If You Could See Me Now(Tadd Dameron)

sarah vaughan タッド・ダメロンがサラ・ヴォーンのために書き下ろしたと言われるバラード。AABA32小節でA♭△。歌詞は「もしあなたが今の私を見るなら、いかに私が落ち込んでいるか一目でわかるでしょう。今でもあなたを愛していることがわかってくれるはず。」という内容で、恋人と別れたがいまだに忘れられない気持ちを、英語特有の「仮定法」に託して歌った失恋の曲。

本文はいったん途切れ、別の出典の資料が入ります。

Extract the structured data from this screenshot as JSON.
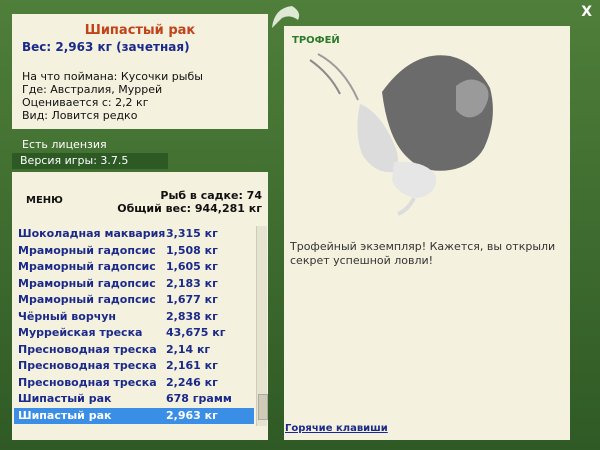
{
  "header": {
    "close_glyph": "X"
  },
  "fish": {
    "name": "Шипастый рак",
    "weight": "Вес: 2,963 кг (зачетная)",
    "caught_on": "На что поймана: Кусочки рыбы",
    "where": "Где: Австралия, Муррей",
    "valued_from": "Оценивается с: 2,2 кг",
    "rarity": "Вид: Ловится редко"
  },
  "license": "Есть лицензия",
  "version": "Версия игры: 3.7.5",
  "menu": "МЕНЮ",
  "stats": {
    "in_cage": "Рыб в садке: 74",
    "total": "Общий вес: 944,281 кг"
  },
  "catch_list": [
    {
      "name": "Шоколадная маквария",
      "weight": "3,315 кг"
    },
    {
      "name": "Мраморный гадопсис",
      "weight": "1,508 кг"
    },
    {
      "name": "Мраморный гадопсис",
      "weight": "1,605 кг"
    },
    {
      "name": "Мраморный гадопсис",
      "weight": "2,183 кг"
    },
    {
      "name": "Мраморный гадопсис",
      "weight": "1,677 кг"
    },
    {
      "name": "Чёрный ворчун",
      "weight": "2,838 кг"
    },
    {
      "name": "Муррейская треска",
      "weight": "43,675 кг"
    },
    {
      "name": "Пресноводная треска",
      "weight": "2,14 кг"
    },
    {
      "name": "Пресноводная треска",
      "weight": "2,161 кг"
    },
    {
      "name": "Пресноводная треска",
      "weight": "2,246 кг"
    },
    {
      "name": "Шипастый рак",
      "weight": "678 грамм"
    },
    {
      "name": "Шипастый рак",
      "weight": "2,963 кг",
      "selected": true
    }
  ],
  "trophy": {
    "label": "ТРОФЕЙ",
    "caption": "Трофейный экземпляр! Кажется, вы открыли секрет успешной ловли!"
  },
  "hotkeys": "Горячие клавиши",
  "colors": {
    "frame": "#3d6b2f",
    "panel": "#f4f1de",
    "selection": "#3a8ee6",
    "link": "#1b2a8a",
    "title": "#c0431a"
  }
}
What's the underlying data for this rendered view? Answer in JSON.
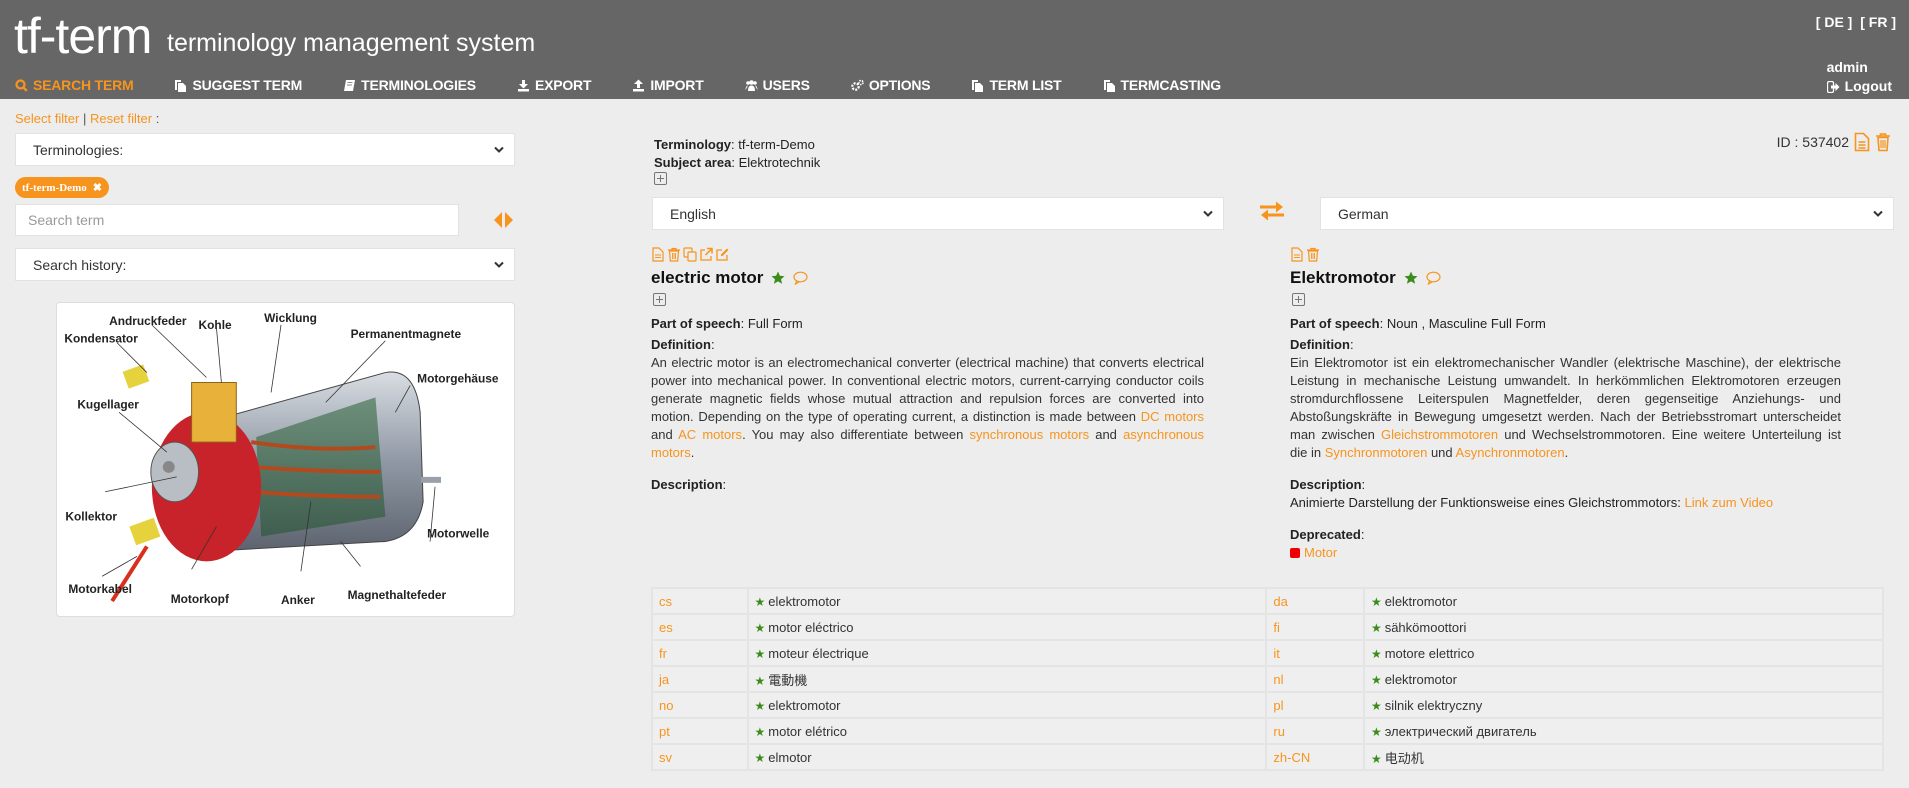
{
  "header": {
    "logo": "tf-term",
    "subtitle": "terminology management system",
    "languages": [
      "[ DE ]",
      "[ FR ]"
    ],
    "username": "admin",
    "logout_label": "Logout"
  },
  "nav": {
    "items": [
      {
        "label": "Search term",
        "icon": "search-icon",
        "active": true
      },
      {
        "label": "Suggest term",
        "icon": "copy-document-icon",
        "active": false
      },
      {
        "label": "Terminologies",
        "icon": "book-icon",
        "active": false
      },
      {
        "label": "Export",
        "icon": "download-icon",
        "active": false
      },
      {
        "label": "Import",
        "icon": "upload-icon",
        "active": false
      },
      {
        "label": "Users",
        "icon": "users-icon",
        "active": false
      },
      {
        "label": "Options",
        "icon": "gears-icon",
        "active": false
      },
      {
        "label": "Term list",
        "icon": "copy-document-icon",
        "active": false
      },
      {
        "label": "Termcasting",
        "icon": "copy-document-icon",
        "active": false
      }
    ]
  },
  "sidebar": {
    "select_filter": "Select filter",
    "separator": "|",
    "reset_filter": "Reset filter",
    "colon": ":",
    "terminologies_select": "Terminologies:",
    "active_tag": "tf-term-Demo",
    "search_placeholder": "Search term",
    "search_value": "",
    "history_select": "Search history:",
    "diagram_labels": {
      "andruckfeder": "Andruckfeder",
      "kohle": "Kohle",
      "wicklung": "Wicklung",
      "permanentmagnete": "Permanentmagnete",
      "kondensator": "Kondensator",
      "motorgehaeuse": "Motorgehäuse",
      "kugellager": "Kugellager",
      "kollektor": "Kollektor",
      "motorwelle": "Motorwelle",
      "motorkabel": "Motorkabel",
      "motorkopf": "Motorkopf",
      "anker": "Anker",
      "magnethaltefeder": "Magnethaltefeder"
    }
  },
  "entry": {
    "terminology_label": "Terminology",
    "terminology_value": "tf-term-Demo",
    "subject_label": "Subject area",
    "subject_value": "Elektrotechnik",
    "id_label": "ID : 537402",
    "source_language": "English",
    "target_language": "German",
    "accent_color": "#f7941d",
    "preferred_color": "#3c8c1c",
    "deprecated_color": "#ee0000"
  },
  "source_term": {
    "term": "electric motor",
    "pos_label": "Part of speech",
    "pos_value": "Full Form",
    "definition_label": "Definition",
    "definition_parts": {
      "p1": "An electric motor is an electromechanical converter (electrical machine) that converts electrical power into mechanical power. In conventional electric motors, current-carrying conductor coils generate magnetic fields whose mutual attraction and repulsion forces are converted into motion. Depending on the type of operating current, a distinction is made between ",
      "l1": "DC motors",
      "p2": " and ",
      "l2": "AC motors",
      "p3": ". You may also differentiate between ",
      "l3": "synchronous motors",
      "p4": " and ",
      "l4": "asynchronous motors",
      "p5": "."
    },
    "description_label": "Description"
  },
  "target_term": {
    "term": "Elektromotor",
    "pos_label": "Part of speech",
    "pos_value": "Noun , Masculine Full Form",
    "definition_label": "Definition",
    "definition_parts": {
      "p1": "Ein Elektromotor ist ein elektromechanischer Wandler (elektrische Maschine), der elektrische Leistung in mechanische Leistung umwandelt. In herkömmlichen Elektromotoren erzeugen stromdurchflossene Leiterspulen Magnetfelder, deren gegenseitige Anziehungs- und Abstoßungskräfte in Bewegung umgesetzt werden. Nach der Betriebsstromart unterscheidet man zwischen ",
      "l1": "Gleichstrommotoren",
      "p2": " und Wechselstrommotoren. Eine weitere Unterteilung ist die in ",
      "l2": "Synchronmotoren",
      "p3": " und ",
      "l3": "Asynchronmotoren",
      "p4": "."
    },
    "description_label": "Description",
    "description_text": "Animierte Darstellung der Funktionsweise eines Gleichstrommotors: ",
    "description_link": "Link zum Video",
    "deprecated_label": "Deprecated",
    "deprecated_term": "Motor"
  },
  "translations": [
    {
      "left_code": "cs",
      "left_term": "elektromotor",
      "right_code": "da",
      "right_term": "elektromotor"
    },
    {
      "left_code": "es",
      "left_term": "motor eléctrico",
      "right_code": "fi",
      "right_term": "sähkömoottori"
    },
    {
      "left_code": "fr",
      "left_term": "moteur électrique",
      "right_code": "it",
      "right_term": "motore elettrico"
    },
    {
      "left_code": "ja",
      "left_term": "電動機",
      "right_code": "nl",
      "right_term": "elektromotor"
    },
    {
      "left_code": "no",
      "left_term": "elektromotor",
      "right_code": "pl",
      "right_term": "silnik elektryczny"
    },
    {
      "left_code": "pt",
      "left_term": "motor elétrico",
      "right_code": "ru",
      "right_term": "электрический двигатель"
    },
    {
      "left_code": "sv",
      "left_term": "elmotor",
      "right_code": "zh-CN",
      "right_term": "电动机"
    }
  ]
}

歌詞のラストの“I think you would be mine again, if you could see me now. ”(「もしあなたが今の私を見れば、再び私のもとに戻ってくれるでしょう。」)というフレーズは、「仮定法」の裏の意味として「現実には、その人とはもう会うことはないし、私の元に戻ってくることもない」ということを暗示しています。そんな現実を前にしながらも、この曲の主人公が、「偶然会うことがあれば」と仮定して想いを巡らせ、「再び私のもとに戻ってくれるでしょう」と結論づけるというところに、なんとも言えないせつなさがあり、この歌詞の魅力になっていると思います。

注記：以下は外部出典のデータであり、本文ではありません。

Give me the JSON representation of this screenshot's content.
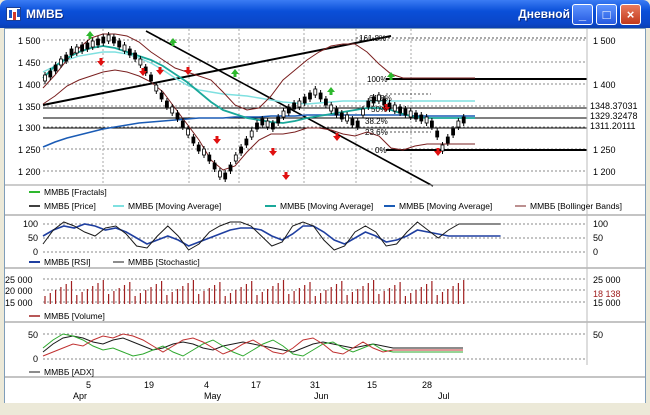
{
  "window": {
    "title": "ММВБ",
    "period": "Дневной",
    "minimize_glyph": "_",
    "maximize_glyph": "□",
    "close_glyph": "×"
  },
  "colors": {
    "up_arrow": "#2eb82e",
    "down_arrow": "#e01010",
    "price": "#000000",
    "ma_fast": "#7fe0e0",
    "ma_mid": "#1aa89a",
    "ma_slow": "#1a5bb5",
    "bollinger": "#7a2020",
    "rsi": "#1f3fa0",
    "stochastic": "#1a1a1a",
    "volume": "#a02020",
    "adx": "#1a1a1a"
  },
  "price_panel": {
    "y_ticks": [
      "1 500",
      "1 450",
      "1 400",
      "1 350",
      "1 300",
      "1 250",
      "1 200"
    ],
    "price_labels": [
      "1348.37031",
      "1329.32478",
      "1311.20111"
    ],
    "fib_labels": [
      "161.8%",
      "100%",
      "61.8%",
      "50%",
      "38.2%",
      "23.6%",
      "0%"
    ],
    "legend": [
      {
        "icon": "fractals",
        "label": "ММВБ [Fractals]"
      },
      {
        "icon": "price",
        "label": "ММВБ [Price]"
      },
      {
        "icon": "ma-fast",
        "label": "ММВБ [Moving Average]"
      },
      {
        "icon": "ma-mid",
        "label": "ММВБ [Moving Average]"
      },
      {
        "icon": "ma-slow",
        "label": "ММВБ [Moving Average]"
      },
      {
        "icon": "bollinger",
        "label": "ММВБ [Bollinger Bands]"
      }
    ]
  },
  "rsi_panel": {
    "y_ticks": [
      "100",
      "50",
      "0"
    ],
    "legend": [
      {
        "icon": "rsi",
        "label": "ММВБ [RSI]"
      },
      {
        "icon": "stochastic",
        "label": "ММВБ [Stochastic]"
      }
    ]
  },
  "volume_panel": {
    "y_ticks": [
      "25 000",
      "20 000",
      "15 000"
    ],
    "left_ticks": [
      "25 000",
      "20 000",
      "15 000"
    ],
    "current_value": "18 138",
    "legend": [
      {
        "icon": "volume",
        "label": "ММВБ [Volume]"
      }
    ]
  },
  "adx_panel": {
    "y_ticks": [
      "50"
    ],
    "left_ticks": [
      "50",
      "0"
    ],
    "legend": [
      {
        "icon": "adx",
        "label": "ММВБ [ADX]"
      }
    ]
  },
  "x_axis": {
    "days": [
      "5",
      "19",
      "4",
      "17",
      "31",
      "15",
      "28"
    ],
    "months": [
      "Apr",
      "May",
      "Jun",
      "Jul"
    ]
  }
}
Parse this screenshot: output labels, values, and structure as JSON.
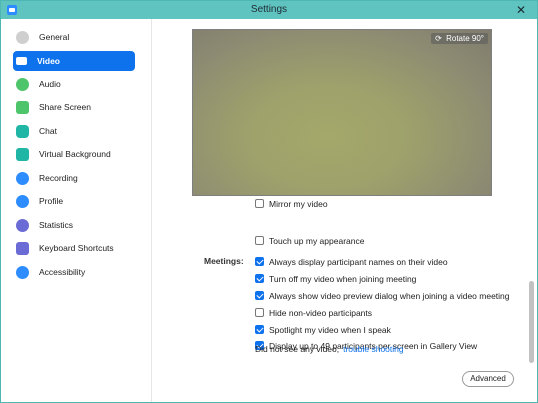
{
  "window": {
    "title": "Settings",
    "close_glyph": "✕"
  },
  "sidebar": {
    "items": [
      {
        "label": "General",
        "icon": "gear-icon",
        "color": "#9b9b9b"
      },
      {
        "label": "Video",
        "icon": "video-camera-icon",
        "color": "#ffffff",
        "active": true
      },
      {
        "label": "Audio",
        "icon": "headphones-icon",
        "color": "#4fc56b"
      },
      {
        "label": "Share Screen",
        "icon": "share-screen-icon",
        "color": "#4fc56b"
      },
      {
        "label": "Chat",
        "icon": "chat-icon",
        "color": "#1fb6a6"
      },
      {
        "label": "Virtual Background",
        "icon": "virtual-background-icon",
        "color": "#1fb6a6"
      },
      {
        "label": "Recording",
        "icon": "recording-icon",
        "color": "#2d8cff"
      },
      {
        "label": "Profile",
        "icon": "profile-icon",
        "color": "#2d8cff"
      },
      {
        "label": "Statistics",
        "icon": "statistics-icon",
        "color": "#6b6bd6"
      },
      {
        "label": "Keyboard Shortcuts",
        "icon": "keyboard-icon",
        "color": "#6b6bd6"
      },
      {
        "label": "Accessibility",
        "icon": "accessibility-icon",
        "color": "#2d8cff"
      }
    ]
  },
  "video": {
    "rotate_label": "Rotate 90°",
    "partial_row": {
      "label": "Mirror my video",
      "checked": false
    },
    "touch_up": {
      "label": "Touch up my appearance",
      "checked": false
    },
    "meetings_label": "Meetings:",
    "meeting_options": [
      {
        "label": "Always display participant names on their video",
        "checked": true
      },
      {
        "label": "Turn off my video when joining meeting",
        "checked": true
      },
      {
        "label": "Always show video preview dialog when joining a video meeting",
        "checked": true
      },
      {
        "label": "Hide non-video participants",
        "checked": false
      },
      {
        "label": "Spotlight my video when I speak",
        "checked": true
      },
      {
        "label": "Display up to 49 participants per screen in Gallery View",
        "checked": true
      }
    ],
    "no_video_text": "Did not see any video,",
    "trouble_link": "trouble shooting",
    "advanced_label": "Advanced"
  },
  "colors": {
    "accent": "#0e72ed",
    "titlebar": "#5fc3c0"
  }
}
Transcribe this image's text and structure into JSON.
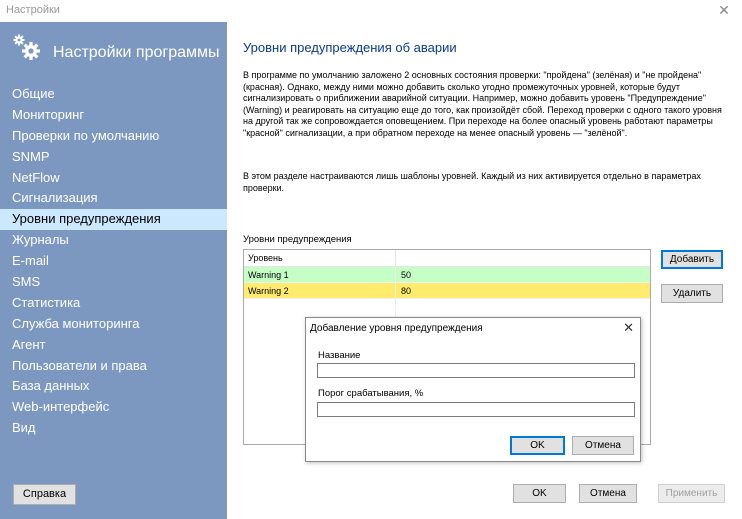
{
  "window": {
    "title": "Настройки"
  },
  "sidebar": {
    "header_title": "Настройки программы",
    "items": [
      {
        "label": "Общие"
      },
      {
        "label": "Мониторинг"
      },
      {
        "label": "Проверки по умолчанию"
      },
      {
        "label": "SNMP"
      },
      {
        "label": "NetFlow"
      },
      {
        "label": "Сигнализация"
      },
      {
        "label": "Уровни предупреждения",
        "active": true
      },
      {
        "label": "Журналы"
      },
      {
        "label": "E-mail"
      },
      {
        "label": "SMS"
      },
      {
        "label": "Статистика"
      },
      {
        "label": "Служба мониторинга"
      },
      {
        "label": "Агент"
      },
      {
        "label": "Пользователи и права"
      },
      {
        "label": "База данных"
      },
      {
        "label": "Web-интерфейс"
      },
      {
        "label": "Вид"
      }
    ],
    "help_label": "Справка"
  },
  "main": {
    "title": "Уровни предупреждения об аварии",
    "description": "В программе по умолчанию заложено 2 основных состояния проверки: \"пройдена\" (зелёная) и \"не пройдена\" (красная). Однако, между ними можно добавить сколько угодно промежуточных уровней, которые будут сигнализировать о приближении аварийной ситуации. Например, можно добавить уровень \"Предупреждение\" (Warning) и реагировать на ситуацию еще до того, как произойдёт сбой. Переход проверки с одного такого уровня на другой так же сопровождается оповещением. При переходе на более опасный уровень работают параметры \"красной\" сигнализации, а при обратном переходе на менее опасный уровень — \"зелёной\".",
    "description2": "В этом разделе настраиваются лишь шаблоны уровней. Каждый из них активируется отдельно в параметрах проверки.",
    "table_label": "Уровни предупреждения",
    "table": {
      "columns": [
        "Уровень",
        ""
      ],
      "rows": [
        {
          "level": "Warning 1",
          "threshold": "50",
          "color": "#c6ffc6"
        },
        {
          "level": "Warning 2",
          "threshold": "80",
          "color": "#ffec6f"
        }
      ]
    },
    "add_label": "Добавить",
    "delete_label": "Удалить",
    "ok_label": "OK",
    "cancel_label": "Отмена",
    "apply_label": "Применить"
  },
  "dialog": {
    "title": "Добавление уровня предупреждения",
    "name_label": "Название",
    "name_value": "",
    "threshold_label": "Порог срабатывания, %",
    "threshold_value": "",
    "ok_label": "OK",
    "cancel_label": "Отмена"
  },
  "colors": {
    "sidebar_bg": "#7d98c0",
    "active_item_bg": "#cce8ff",
    "title_blue": "#0a3a8c",
    "accent": "#0078d7"
  }
}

この曲を演奏する際には、「昔の恋人と偶然会う」という甘美な「仮定の世界」を、いかに浮き立たせて表出するか、がポイントになるかと思います。

さて、この曲の魅力は、上述の歌詞だけでなく、コード進行、メロディの流れがユニークかつ綺麗というところにあります。さらに、Tommy Flanagan氏、寺井師匠によるアレンジ(構成)がこの曲をより一層引き立てています。テーマでの左手の動きにも注目です。曲そのものの魅力とアレンジの秀逸さから、個人的にジャズのバラードの中でもっとも好きと言ってもいい曲です。自分ももっとうまく弾きこなせるようになりたいし、他の生徒さんにもぜひぜひチャレンジしていただきたいと思います。

寺井師匠

<参考CD>

『Send In The Clowns』Sarah Vaughan and The Count Basie Orchestra,1981

『Flanagania』寺井尚之トリオ,1994

<『Flanagania』での寺井トリオの構成>


・イントロ 
・テーマ 前半16小節はピアノ・ルバート。サビからベース、ドラムス入る。
・前半16小節 ベース・アドリブ、 後半16小節 ピアノ・アドリブ
・2nd Riff 4小節、返し4小節(倍テン) 2nd Riff 4小節、返し4小節(倍テン)
 サビ8小節 ピアノ・アドリブ(サビの頭にベースとの掛け合い、倍テン) 
25小節目からラストテーマ
・エンディング

投稿者:むなぞう(2005.4.17)

師匠コメント

参考CDについて、T.FのLiveが何よりやねんけど・・・。 2nd RiffはS.Vaughanのフレーズを基に、T.Fが作った物です。